Opportunities for the public sector

Our study shows the high potential value that VGI can have for evidence-based, open governance. Contributions from individual citizens, who add information about building heights in their neighborhood to the OSM database, can help improve data-driven models estimating building heights. Our results have shown that even scarce but localized information significantly improve the predictive power of the model. In turn, our methodology can help improve the overall availability of attributes that are scarce in OSM and contributes to the literature aiming to ‘fill the gaps’ in OSM e.g. [55]. An alternative OSM attribute of high relevance to a model like ours is the number of floors of a building [22], which is easier to map because directly observable in most cases.

Our approach, if scaled-up, offers cities the opportunity to obtain valuable data on their infrastructure at low cost. Democratic decision-making processes for the common good depend on transparency and participation. As a result, there is an obligation not to rely exclusively on private, profit-oriented companies to acquire and govern the data required for essential functions of public governance. This creates a strong incentive for the public sector to invest more in open data and VGI. After all, predictions based on supervised learning approaches are not possible without high-quality training data, and open government data are a major source of such reliable data. Our findings also suggest that data from different contexts are needed to achieve good performance and underline the relevance for all cities to continue to engage in open data strategies.
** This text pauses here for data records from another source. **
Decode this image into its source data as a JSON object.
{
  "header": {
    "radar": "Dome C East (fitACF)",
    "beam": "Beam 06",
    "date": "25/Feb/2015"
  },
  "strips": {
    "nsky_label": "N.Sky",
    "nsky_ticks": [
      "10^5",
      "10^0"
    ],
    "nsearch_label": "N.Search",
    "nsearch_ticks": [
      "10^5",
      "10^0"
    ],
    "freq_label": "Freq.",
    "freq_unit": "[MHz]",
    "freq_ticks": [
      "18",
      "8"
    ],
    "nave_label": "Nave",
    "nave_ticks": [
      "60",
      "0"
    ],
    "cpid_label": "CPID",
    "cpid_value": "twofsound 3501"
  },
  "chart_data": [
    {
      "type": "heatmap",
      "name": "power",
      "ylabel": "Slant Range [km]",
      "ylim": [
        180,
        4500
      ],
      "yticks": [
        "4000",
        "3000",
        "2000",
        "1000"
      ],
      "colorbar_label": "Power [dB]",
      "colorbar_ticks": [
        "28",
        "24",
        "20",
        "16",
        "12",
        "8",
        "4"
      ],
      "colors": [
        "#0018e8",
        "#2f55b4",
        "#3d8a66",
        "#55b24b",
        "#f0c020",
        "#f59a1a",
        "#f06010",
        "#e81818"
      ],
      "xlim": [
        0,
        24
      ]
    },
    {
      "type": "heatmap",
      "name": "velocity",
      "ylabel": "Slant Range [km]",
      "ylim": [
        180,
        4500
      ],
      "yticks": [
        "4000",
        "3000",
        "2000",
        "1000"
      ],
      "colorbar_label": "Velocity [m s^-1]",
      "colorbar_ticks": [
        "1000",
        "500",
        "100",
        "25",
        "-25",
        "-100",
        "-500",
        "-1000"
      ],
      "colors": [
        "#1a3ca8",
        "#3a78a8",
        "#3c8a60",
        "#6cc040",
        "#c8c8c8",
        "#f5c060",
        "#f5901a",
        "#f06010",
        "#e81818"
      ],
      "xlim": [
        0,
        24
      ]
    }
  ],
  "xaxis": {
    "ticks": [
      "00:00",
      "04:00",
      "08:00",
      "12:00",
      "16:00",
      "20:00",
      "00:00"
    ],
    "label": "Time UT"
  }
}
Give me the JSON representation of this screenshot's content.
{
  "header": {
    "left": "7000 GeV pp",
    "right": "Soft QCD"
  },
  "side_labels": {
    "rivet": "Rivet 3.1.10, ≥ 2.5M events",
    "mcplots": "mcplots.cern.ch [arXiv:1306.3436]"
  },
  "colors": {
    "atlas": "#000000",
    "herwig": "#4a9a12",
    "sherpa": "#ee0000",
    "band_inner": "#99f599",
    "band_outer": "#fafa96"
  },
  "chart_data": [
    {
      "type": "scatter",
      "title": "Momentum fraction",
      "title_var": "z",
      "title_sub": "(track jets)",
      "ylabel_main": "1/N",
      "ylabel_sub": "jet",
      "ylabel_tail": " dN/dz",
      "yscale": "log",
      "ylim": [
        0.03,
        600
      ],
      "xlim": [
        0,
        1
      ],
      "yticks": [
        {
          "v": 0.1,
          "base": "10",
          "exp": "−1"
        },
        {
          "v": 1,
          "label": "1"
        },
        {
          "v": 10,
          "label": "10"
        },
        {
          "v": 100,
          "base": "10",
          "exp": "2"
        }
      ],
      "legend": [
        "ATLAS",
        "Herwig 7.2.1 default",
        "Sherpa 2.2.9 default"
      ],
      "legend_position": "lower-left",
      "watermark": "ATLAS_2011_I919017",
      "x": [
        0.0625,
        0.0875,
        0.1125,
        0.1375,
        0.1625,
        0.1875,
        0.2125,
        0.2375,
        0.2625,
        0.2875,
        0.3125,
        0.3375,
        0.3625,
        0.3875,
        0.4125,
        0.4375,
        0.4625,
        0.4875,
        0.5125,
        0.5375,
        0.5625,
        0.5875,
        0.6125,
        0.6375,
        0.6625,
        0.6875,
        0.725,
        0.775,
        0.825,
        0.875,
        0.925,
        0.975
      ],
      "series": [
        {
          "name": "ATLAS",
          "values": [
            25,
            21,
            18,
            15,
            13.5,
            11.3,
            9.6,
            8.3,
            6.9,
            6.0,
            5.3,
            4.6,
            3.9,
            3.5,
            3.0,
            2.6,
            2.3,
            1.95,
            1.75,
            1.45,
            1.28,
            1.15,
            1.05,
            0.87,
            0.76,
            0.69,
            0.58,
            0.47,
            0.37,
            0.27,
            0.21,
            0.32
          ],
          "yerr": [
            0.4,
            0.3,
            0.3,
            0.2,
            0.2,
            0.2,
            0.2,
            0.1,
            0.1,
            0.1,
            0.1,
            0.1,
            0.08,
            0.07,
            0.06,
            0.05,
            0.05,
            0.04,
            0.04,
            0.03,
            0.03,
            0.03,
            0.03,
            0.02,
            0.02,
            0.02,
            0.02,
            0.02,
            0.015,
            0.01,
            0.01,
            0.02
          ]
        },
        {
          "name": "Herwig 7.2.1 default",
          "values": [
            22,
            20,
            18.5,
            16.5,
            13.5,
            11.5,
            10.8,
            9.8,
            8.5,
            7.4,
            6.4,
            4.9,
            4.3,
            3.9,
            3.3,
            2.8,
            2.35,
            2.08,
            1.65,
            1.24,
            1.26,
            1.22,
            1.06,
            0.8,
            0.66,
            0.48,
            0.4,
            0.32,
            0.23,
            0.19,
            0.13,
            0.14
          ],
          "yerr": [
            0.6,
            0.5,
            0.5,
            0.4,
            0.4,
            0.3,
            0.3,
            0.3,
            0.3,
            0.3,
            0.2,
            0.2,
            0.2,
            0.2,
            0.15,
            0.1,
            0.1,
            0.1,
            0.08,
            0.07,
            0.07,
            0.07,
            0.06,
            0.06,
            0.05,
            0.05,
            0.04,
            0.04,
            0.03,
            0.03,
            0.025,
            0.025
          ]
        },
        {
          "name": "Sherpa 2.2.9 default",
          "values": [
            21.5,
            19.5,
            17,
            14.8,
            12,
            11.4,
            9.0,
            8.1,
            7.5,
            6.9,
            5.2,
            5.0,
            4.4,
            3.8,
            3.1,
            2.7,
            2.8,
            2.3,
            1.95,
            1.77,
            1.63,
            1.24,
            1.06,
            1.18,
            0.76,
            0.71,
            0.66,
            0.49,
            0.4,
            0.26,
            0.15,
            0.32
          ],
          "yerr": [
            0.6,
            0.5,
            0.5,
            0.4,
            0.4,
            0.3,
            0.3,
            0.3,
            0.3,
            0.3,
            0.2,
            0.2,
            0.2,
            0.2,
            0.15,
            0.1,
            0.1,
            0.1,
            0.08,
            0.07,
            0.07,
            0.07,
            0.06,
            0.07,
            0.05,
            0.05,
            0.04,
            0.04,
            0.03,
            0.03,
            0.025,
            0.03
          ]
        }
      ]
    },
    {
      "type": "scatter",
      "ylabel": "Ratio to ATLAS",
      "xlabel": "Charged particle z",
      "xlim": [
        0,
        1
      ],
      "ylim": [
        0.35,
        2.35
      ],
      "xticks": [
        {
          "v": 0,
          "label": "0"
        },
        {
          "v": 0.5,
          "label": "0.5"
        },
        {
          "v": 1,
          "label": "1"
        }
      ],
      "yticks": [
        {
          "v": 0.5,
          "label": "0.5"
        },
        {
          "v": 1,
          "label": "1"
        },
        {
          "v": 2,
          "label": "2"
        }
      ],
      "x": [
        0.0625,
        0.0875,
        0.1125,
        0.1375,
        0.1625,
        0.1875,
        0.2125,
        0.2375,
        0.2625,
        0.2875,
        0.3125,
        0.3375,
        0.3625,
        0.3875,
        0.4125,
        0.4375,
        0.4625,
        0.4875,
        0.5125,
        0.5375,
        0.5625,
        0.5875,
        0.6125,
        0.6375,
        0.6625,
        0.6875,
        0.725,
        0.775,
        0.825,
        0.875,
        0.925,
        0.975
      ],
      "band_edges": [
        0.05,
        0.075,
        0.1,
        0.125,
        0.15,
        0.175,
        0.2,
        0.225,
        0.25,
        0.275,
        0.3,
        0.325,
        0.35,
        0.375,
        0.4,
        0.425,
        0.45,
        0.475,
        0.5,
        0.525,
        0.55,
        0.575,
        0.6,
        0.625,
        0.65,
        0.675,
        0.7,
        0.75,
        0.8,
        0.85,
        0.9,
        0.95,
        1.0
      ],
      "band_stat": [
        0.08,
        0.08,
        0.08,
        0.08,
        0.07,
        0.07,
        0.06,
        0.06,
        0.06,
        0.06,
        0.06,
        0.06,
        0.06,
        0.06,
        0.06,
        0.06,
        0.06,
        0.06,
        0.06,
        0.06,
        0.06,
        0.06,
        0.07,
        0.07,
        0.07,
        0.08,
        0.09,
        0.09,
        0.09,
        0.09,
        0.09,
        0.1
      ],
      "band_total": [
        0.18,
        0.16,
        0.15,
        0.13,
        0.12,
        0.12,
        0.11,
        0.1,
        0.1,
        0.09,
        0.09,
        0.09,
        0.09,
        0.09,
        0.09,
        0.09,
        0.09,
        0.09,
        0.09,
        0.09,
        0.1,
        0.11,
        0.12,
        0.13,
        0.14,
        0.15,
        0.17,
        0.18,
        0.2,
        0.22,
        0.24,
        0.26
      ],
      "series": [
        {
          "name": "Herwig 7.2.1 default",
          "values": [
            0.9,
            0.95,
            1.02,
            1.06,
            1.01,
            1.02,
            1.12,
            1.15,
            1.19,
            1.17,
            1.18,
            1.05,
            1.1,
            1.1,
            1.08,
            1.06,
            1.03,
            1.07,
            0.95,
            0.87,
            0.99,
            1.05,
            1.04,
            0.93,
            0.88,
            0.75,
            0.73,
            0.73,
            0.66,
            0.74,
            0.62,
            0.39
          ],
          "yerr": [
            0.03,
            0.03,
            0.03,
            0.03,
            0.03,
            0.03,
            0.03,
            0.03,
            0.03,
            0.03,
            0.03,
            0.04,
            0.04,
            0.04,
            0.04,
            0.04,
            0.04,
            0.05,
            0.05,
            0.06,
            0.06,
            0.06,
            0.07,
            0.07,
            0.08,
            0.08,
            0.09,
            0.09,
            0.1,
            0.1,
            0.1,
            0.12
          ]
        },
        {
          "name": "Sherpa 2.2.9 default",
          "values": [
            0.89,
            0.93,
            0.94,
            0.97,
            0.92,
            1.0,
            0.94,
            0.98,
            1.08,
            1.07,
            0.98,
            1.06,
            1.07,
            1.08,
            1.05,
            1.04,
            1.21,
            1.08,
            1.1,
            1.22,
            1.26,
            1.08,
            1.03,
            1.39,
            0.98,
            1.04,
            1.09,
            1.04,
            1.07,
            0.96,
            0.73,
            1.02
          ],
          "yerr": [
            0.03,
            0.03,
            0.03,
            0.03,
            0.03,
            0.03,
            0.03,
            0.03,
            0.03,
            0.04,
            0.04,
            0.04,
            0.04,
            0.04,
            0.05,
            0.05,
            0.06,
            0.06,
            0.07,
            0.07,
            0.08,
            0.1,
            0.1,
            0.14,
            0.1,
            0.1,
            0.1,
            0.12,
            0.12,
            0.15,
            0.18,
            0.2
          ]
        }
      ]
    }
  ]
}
Improving and scaling the approach

A main caveat of this study is the insufficient prediction accuracy for high buildings, which has methodological implications. Reasons include i) data have a lower bound (0 m) but no higher bound, allowing for higher variance in high building estimates; ii) training data has a much larger fraction of low buildings than high buildings; and iii) features of higher buildings may be more diverse than low buildings (a hypothesis to be tested).

We ran several sensitivity analyses to address the performance of the model vis-a-vis some of these concerns. First, to address ii), we balanced the distribution between high and low buildings by uniformly sampling from height bins (see S5 Appendix). This experiment did not improve the prediction accuracy of high buildings for Brandenburg. The result may be specific to Brandenburg and requires further investigation. Second, we trained the model on data constrained to small- and medium-sized cities to analyze if those models show better performance when tested on rural regions (see S6 Appendix). We found the performance change to be small (a few centimeters) and the original model in some cases even outperformed those models. Third, we removed high buildings beyond 20, 30 and 40 meters, to test if a model optimized on smaller buildings would bring a performance gain (see S7 Appendix). We found this set-up to only marginally improve the performance (the MAE improved of −2 to −6 cm).

We plan to upscale this proof-of-concept with more data both for training and testing, with a particular attention on adding new geospatial contexts that could form a broader and more representative dataset. We expect that this would improve the learning, while it will enable to test our hypotheses at a larger scale. In the future, we also aim to predict to areas without an available 3D model using OSM data. To further analyse the abilities of the model to generalize in follow-up studies, the ‘area of applicability’ approach [56] might be an interesting starting point. Prediction uncertainty could be investigated further relying on recent developed methods for the XGBoost algorithm [57].

Finally, there are opportunities to use other algorithms and training procedures, including using raster images of urban tissue geometries directly with computer vision algorithms. Also, spatial auto-correlation could be leveraged beyond the set of features we have included so far (see S8 Appendix for a discussion of the spatial auto-correlation in our data and model output). The emerging sub-field of spatial machine learning provides new approaches that are more tailored to spatial data than the methods used here [58–60].